British baker and politician (1931–2003)

Peter Alfred Craine (30 November 1931 - 5 January 2003) was a Manx baker and politician who served as Member of the House of Keys (MHK) for Douglas South.

==Politics==
He was originally elected with the Manx nationalist party Mec Vannin. In the 1976 election, they stood ten candidates and only Craine was successful. He is the only ever Mec Vannin MHK, although several ex-members later became MHKs.

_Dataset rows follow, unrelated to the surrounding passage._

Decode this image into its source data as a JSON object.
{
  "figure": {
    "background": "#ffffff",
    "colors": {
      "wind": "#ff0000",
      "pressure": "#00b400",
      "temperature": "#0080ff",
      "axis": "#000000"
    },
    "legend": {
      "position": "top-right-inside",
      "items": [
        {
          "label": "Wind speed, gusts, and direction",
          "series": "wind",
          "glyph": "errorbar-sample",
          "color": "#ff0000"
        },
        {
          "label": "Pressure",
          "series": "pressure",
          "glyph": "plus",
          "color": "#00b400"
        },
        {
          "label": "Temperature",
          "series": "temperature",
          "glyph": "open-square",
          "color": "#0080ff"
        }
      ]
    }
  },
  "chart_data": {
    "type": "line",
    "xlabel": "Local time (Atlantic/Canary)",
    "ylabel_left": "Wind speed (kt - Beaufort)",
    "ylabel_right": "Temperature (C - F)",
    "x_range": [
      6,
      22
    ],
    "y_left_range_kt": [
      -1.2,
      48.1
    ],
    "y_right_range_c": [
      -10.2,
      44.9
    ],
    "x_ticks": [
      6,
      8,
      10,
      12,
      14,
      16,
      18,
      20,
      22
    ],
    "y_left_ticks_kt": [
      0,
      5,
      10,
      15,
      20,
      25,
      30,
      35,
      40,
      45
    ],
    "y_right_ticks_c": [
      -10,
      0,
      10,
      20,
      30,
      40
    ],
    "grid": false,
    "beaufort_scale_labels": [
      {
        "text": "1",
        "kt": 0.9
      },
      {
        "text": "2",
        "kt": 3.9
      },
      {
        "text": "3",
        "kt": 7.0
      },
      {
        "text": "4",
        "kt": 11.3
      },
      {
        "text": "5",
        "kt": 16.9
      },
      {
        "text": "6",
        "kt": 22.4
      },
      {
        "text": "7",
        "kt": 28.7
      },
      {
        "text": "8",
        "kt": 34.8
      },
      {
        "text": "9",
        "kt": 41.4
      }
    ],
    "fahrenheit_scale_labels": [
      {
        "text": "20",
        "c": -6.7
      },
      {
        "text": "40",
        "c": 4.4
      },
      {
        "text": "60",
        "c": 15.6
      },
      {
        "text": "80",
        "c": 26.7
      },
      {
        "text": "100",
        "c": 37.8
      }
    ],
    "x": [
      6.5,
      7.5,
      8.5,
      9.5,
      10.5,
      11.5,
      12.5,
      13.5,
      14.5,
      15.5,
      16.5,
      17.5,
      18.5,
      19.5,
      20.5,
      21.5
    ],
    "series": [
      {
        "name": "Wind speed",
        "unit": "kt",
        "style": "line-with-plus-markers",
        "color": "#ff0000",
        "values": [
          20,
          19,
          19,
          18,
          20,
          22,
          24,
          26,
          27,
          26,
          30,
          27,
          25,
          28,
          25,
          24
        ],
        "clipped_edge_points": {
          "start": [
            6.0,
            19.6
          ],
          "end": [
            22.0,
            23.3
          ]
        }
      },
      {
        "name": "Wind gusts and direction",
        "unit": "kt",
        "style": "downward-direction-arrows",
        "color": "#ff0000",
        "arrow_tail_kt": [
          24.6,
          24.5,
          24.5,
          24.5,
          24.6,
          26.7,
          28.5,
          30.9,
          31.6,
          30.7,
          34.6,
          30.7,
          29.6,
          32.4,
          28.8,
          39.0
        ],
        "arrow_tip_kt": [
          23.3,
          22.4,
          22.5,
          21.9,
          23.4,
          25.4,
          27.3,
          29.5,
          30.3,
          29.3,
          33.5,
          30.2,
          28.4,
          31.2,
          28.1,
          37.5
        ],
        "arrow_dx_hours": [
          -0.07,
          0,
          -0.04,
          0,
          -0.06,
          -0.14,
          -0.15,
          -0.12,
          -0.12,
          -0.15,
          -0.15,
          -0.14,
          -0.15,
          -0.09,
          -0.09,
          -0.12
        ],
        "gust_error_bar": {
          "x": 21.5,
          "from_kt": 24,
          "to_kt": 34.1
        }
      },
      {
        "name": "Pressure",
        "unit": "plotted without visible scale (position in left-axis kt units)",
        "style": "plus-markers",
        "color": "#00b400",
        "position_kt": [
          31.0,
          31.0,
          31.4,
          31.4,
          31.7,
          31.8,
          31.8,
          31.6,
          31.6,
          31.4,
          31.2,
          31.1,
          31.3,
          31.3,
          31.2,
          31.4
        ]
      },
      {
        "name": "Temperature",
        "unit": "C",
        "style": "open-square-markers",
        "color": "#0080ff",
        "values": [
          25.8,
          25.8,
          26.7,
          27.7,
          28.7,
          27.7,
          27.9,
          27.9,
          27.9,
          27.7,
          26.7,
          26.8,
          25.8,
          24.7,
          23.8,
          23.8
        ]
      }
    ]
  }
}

As an MHK, he held a number of posts in the Tynwald; he said he never turned a job down:
- Chairman of the Sea Fisheries Advisory Committee (1976–81)
- Chairman of the Assessment Board (1980-1)
- Vice-Chairman of the Manx Electric Railway Board (1976–81)
- Member of the Forestry, Mines and Lands Board (1976–80)
- Member of the Board of Agriculture and Fisheries (1976–81)
- Member of the Wild Life Park Committee (1976–81)
- Member of the Unemployment Committee (1980–81)

Craine successfully campaigned for the purchase of the Isle of Man Railway by the island government.

Craine subsequently left Mec Vannin, joining the short-lived breakaway Manx National Party which was formed in 1977 and after Craine lost the election in 1981 the Manx National Party soon ceased to exist. He unsuccessfully contested Douglas West the following year as an independent.

After he left the Tynwald, he was a councillor on the Douglas Corporation (1985-1992) and was Deputy Mayor of Douglas from 1991-2.

==Personal life==
Craine was born in Douglas and attended Douglas High School for Boys. He married June Taylor in 1953, with whom he had a son, David, a daughter, Diane, and four grandchildren. David married Anne Valerie née Kerruish, the daughter of former President of the Tynwald and speaker of the House of Keys Charles Kerruish, in 1978; Anne was an MHK from 2003 to 11. Peter was a master baker and was interested in "sailing, photography, Manx and military history, railways, heavy horses, ornithology, rifle shooting and philately".